The misconfigured Amazon S3 bucket belonged to Reindeer, a now-defunct marketing company based in the United States.
Threat analysis from the WizCase security team led by Ata Hakçıl revealed a data leak impacting the now-defunct American marketing firm Reindeer.
WizCase’s team of researchers identified that the data leak exposed sensitive personal data of the company, which once was linked with renowned brands like Tiffany & Co. and Patrón Tequila and provided digital marketing services to companies worldwide.
Researchers revealed that the exposed Amazon S3 bucket wasn’t protected with a password or required login credentials to access the data. Ironically, the data wasn’t even encrypted. A majority of the affected users were from the USA, UK, and Canada.
32GB of Data Exposed
Reportedly, the breach exposed the private information of nearly 300,000 Reindeer customers, making them vulnerable to a variety of threats and attacks. The information included the following:
- Full names
- Dates of birth
- Profile pictures
- Facebook IDs
- Email addresses
- Hashed passwords
- Physical addresses
- Phone numbers.
WizCase claims that the database contained around 50,000 files and had 32GB of data. Data includes details of various Reindeer customers, including Patrón and UK-based clothing brand Jack Wills. The data included 1,400 profile photos as well.
Screenshot of Patrón Social Club’s site users information (Image: vpnMentor)
WizCase notified Amazon about the breach.
“We reached out to Amazon regarding the breach. As the bucket is owned by a now-defunct company, the web host is the only contact we could find to help secure the breach. We also informed the US-Cert, hoping they would be able to reach out to the previous company owner,” the company noted.

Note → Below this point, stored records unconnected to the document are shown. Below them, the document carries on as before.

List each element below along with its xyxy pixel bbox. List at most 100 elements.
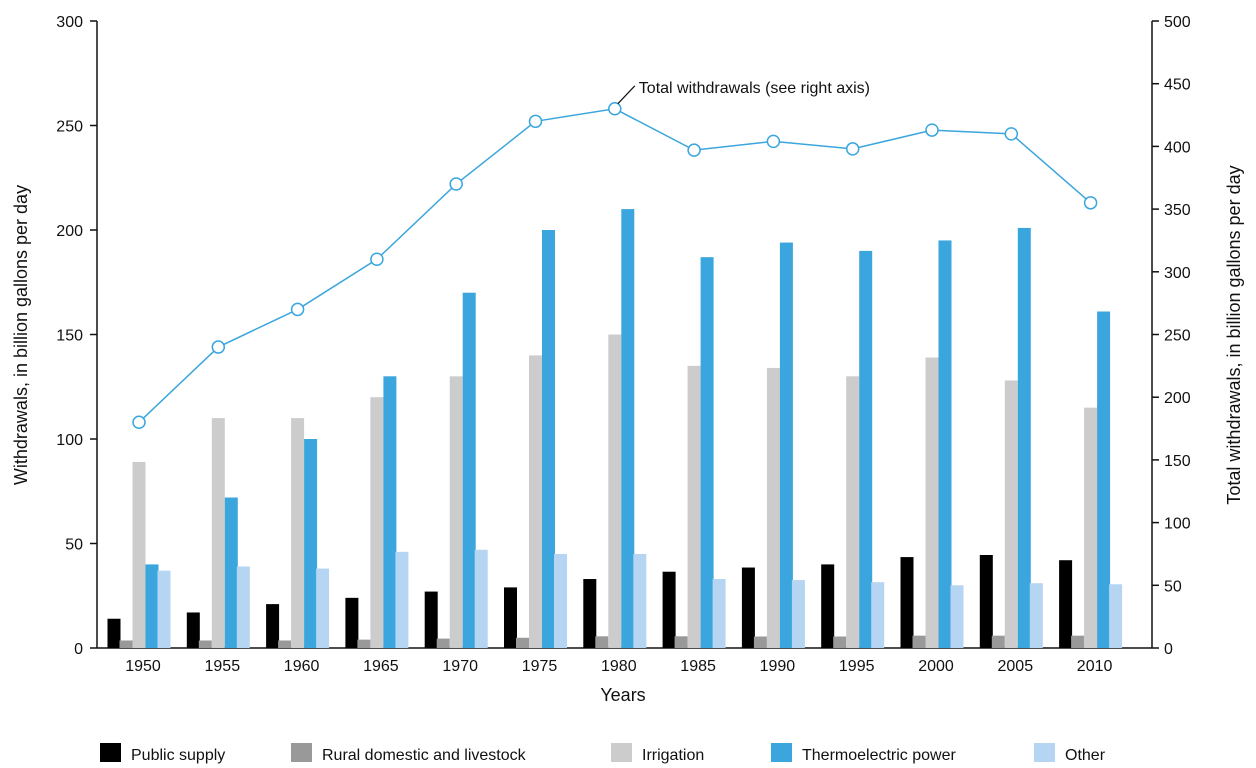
bar-thermoelectric-power [145,564,159,648]
bar-irrigation [211,418,225,648]
bar-public-supply [583,579,597,648]
bar-rural-domestic-and-livestock [674,636,688,648]
right-y-tick-label: 50 [1164,578,1182,595]
bar-other [554,553,567,648]
bar-irrigation [1004,380,1018,648]
bar-public-supply [741,567,755,648]
total-withdrawals-point [845,142,860,156]
bar-rural-domestic-and-livestock [753,636,767,648]
bar-thermoelectric-power [542,230,555,648]
bar-other [950,585,964,648]
bar-other [316,568,330,648]
bar-rural-domestic-and-livestock [198,640,212,648]
bar-other [236,566,250,648]
right-y-tick-label: 150 [1164,453,1191,470]
bar-thermoelectric-power [938,240,952,648]
total-withdrawals-point [290,302,305,317]
bar-other [1109,584,1123,648]
bar-other [157,570,171,648]
bar-rural-domestic-and-livestock [436,638,450,648]
legend-label: Irrigation [642,747,704,764]
legend-swatch [771,743,792,762]
bar-irrigation [846,376,860,648]
total-line-layer [132,102,1098,430]
bar-irrigation [370,397,384,648]
total-withdrawals-point [766,134,781,149]
total-withdrawals-point [449,177,463,191]
bar-rural-domestic-and-livestock [595,636,609,648]
bar-thermoelectric-power [700,257,714,648]
total-withdrawals-point [687,143,701,157]
x-tick-label: 2005 [998,658,1034,675]
bar-irrigation [687,365,701,648]
bar-public-supply [186,612,200,648]
bars-layer [107,209,1123,649]
bar-thermoelectric-power [621,209,635,648]
legend-swatch [611,743,632,762]
x-tick-label: 1950 [125,658,161,675]
annotation-layer: Total withdrawals (see right axis) [617,80,870,105]
bar-irrigation [925,357,939,648]
bar-irrigation [1084,407,1098,648]
bar-public-supply [345,597,359,648]
x-tick-label: 2010 [1077,658,1113,675]
legend-label: Public supply [131,747,225,764]
bar-thermoelectric-power [779,242,793,649]
axis-titles: Years Withdrawals, in billion gallons pe… [11,165,1244,705]
x-tick-label: 1975 [522,658,558,675]
x-tick-label: 1985 [680,658,716,675]
bar-public-supply [900,557,914,648]
bar-thermoelectric-power [462,292,476,648]
bar-rural-domestic-and-livestock [833,636,847,648]
bar-thermoelectric-power [304,439,318,648]
total-withdrawals-point [528,114,543,129]
bar-public-supply [107,618,121,648]
bar-rural-domestic-and-livestock [119,640,133,648]
bar-public-supply [979,554,993,648]
left-y-axis-title: Withdrawals, in billion gallons per day [11,185,31,485]
legend: Public supply Rural domestic and livestoc… [100,743,1106,764]
right-y-tick-label: 400 [1164,139,1191,156]
bar-rural-domestic-and-livestock [991,635,1005,648]
total-withdrawals-point [211,340,226,354]
x-tick-label: 2000 [918,658,954,675]
bar-public-supply [1059,560,1073,648]
legend-label: Rural domestic and livestock [322,747,527,764]
total-withdrawals-point [1083,196,1098,210]
bar-thermoelectric-power [224,497,238,648]
bar-other [712,579,726,648]
bar-irrigation [449,376,463,648]
legend-label: Other [1065,747,1106,764]
bar-other [871,582,885,648]
left-y-tick-label: 0 [74,641,83,658]
left-y-tick-label: 250 [56,119,83,136]
bar-public-supply [662,571,676,648]
right-y-tick-label: 100 [1164,516,1191,533]
bar-public-supply [504,587,517,648]
x-tick-label: 1960 [284,658,320,675]
bar-irrigation [766,367,780,648]
bar-irrigation [608,334,622,648]
bar-irrigation [132,461,146,648]
bar-rural-domestic-and-livestock [516,637,529,648]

Security Lapse or Accidental Breach?
According to researchers, this breach indicates a “concerning lack of due diligence” from Reindeer. The company apparently has ceased working with the brands by 2014 but had access to such sensitive information of thousands of users and didn’t even secure it properly.
“Even when a company goes out of business, it still possesses responsibilities to its users and its client’s users to keep their data safe,” WizCase researchers wrote in their report.
This sort of information could be leveraged to launch various types of cyberattacks, such as phishing and vishing attacks, identity theft, Bruce force attacks, and social engineering attacks. Cybercriminals may also trade the leaked data on the dark web marketplaces.